Os interesses por trás das hidrelétricas da Amazônia

O governo federal tem um plano ambicioso para Rondônia.  E não se trata só das hidrelétricas de Santo Antônio e Jirau, em construção no Estado, com capacidade para gerar 6% da energia do Brasil.  O arranjo é maior.  Se tudo ocorrer conforme o projeto inicial, outras duas barragens serão erguidas ali.  Além de uma hidrovia para ligar o país à Bolívia.  O rio Madeira se transformaria num corredor importante de comércio para conectar o Brasil aos países da América do Sul.  E abriria um canal – hoje inexistente – para escoar os grãos produzidos no vizinho e no Mato Grosso.  A despeito da grandiosidade do projeto, pouca gente o conhece. A reportagem é de Aline Ribeiro e publicada pelo Blog do Planeta, 07-06-2011.

As hidrelétricas do rio Madeira sempre foram controversas.  Primeiro porque alagam uma área de floresta e deslocam os ribeirinhos de suas casas.  Segundo pelas próprias características do rio.  O Madeira carrega em suas águas uma quantidade atípica de sedimentos, que pode prejudicar as usinas.  Em épocas de cheia, arranca árvores de suas bordas e as leva correnteza abaixo (daí seu nome).  Isso pode destruir as turbinas de geração.  Quando o governo anunciou as hidrelétricas, os ambientalistas ficaram com os ânimos exaltados.  As obras foram, inclusive, apontadas como o principal motivo da saída do governo da senadoraMarina Silva (PV), então ministra do meio ambiente.  Ela batia de frente com o Ministério de Minas e Energia ao discordar da construção sem critérios.  E sua permanência se tornou insustentável diante da postura do governo de manter o plano.

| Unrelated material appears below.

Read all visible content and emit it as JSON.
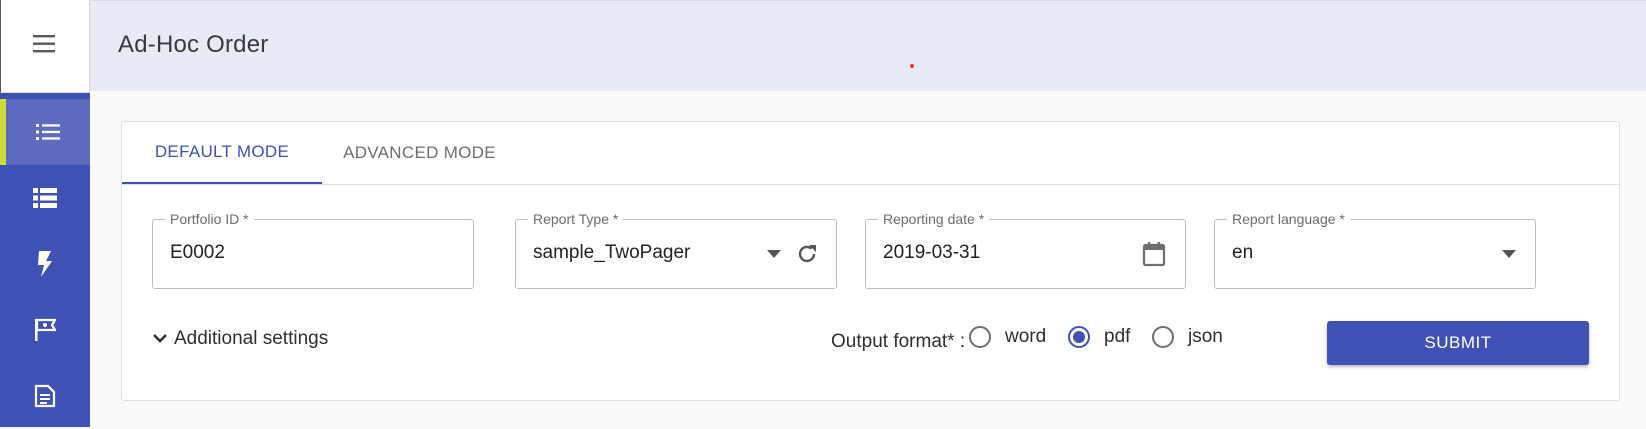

Diante da polêmica, não interessava ao governo bancar sua decisão de erguer o complexo todo.  Nem mesmo espalhar aos quatro ventos que, além de duas hidrelétricas, pretendia construir mais duas usinas –Abunã-Guayaramerín, na fronteira com a Bolívia, e a barragem Esperanza, já na Bolívia – e uma hidrovia (ver mapa).  “O licenciamento de outras grandes obras geraria ainda mais atrito”, afirma o sociólogoLuis Fernando Novoa, professor da Universidade Federal de Rondônia.  “A opção do governo foi separar o complexo hidrelétrico da hidrovia para facilitar o financiamento das obras e a formação do consórcio.  E tentar conter uma crise política”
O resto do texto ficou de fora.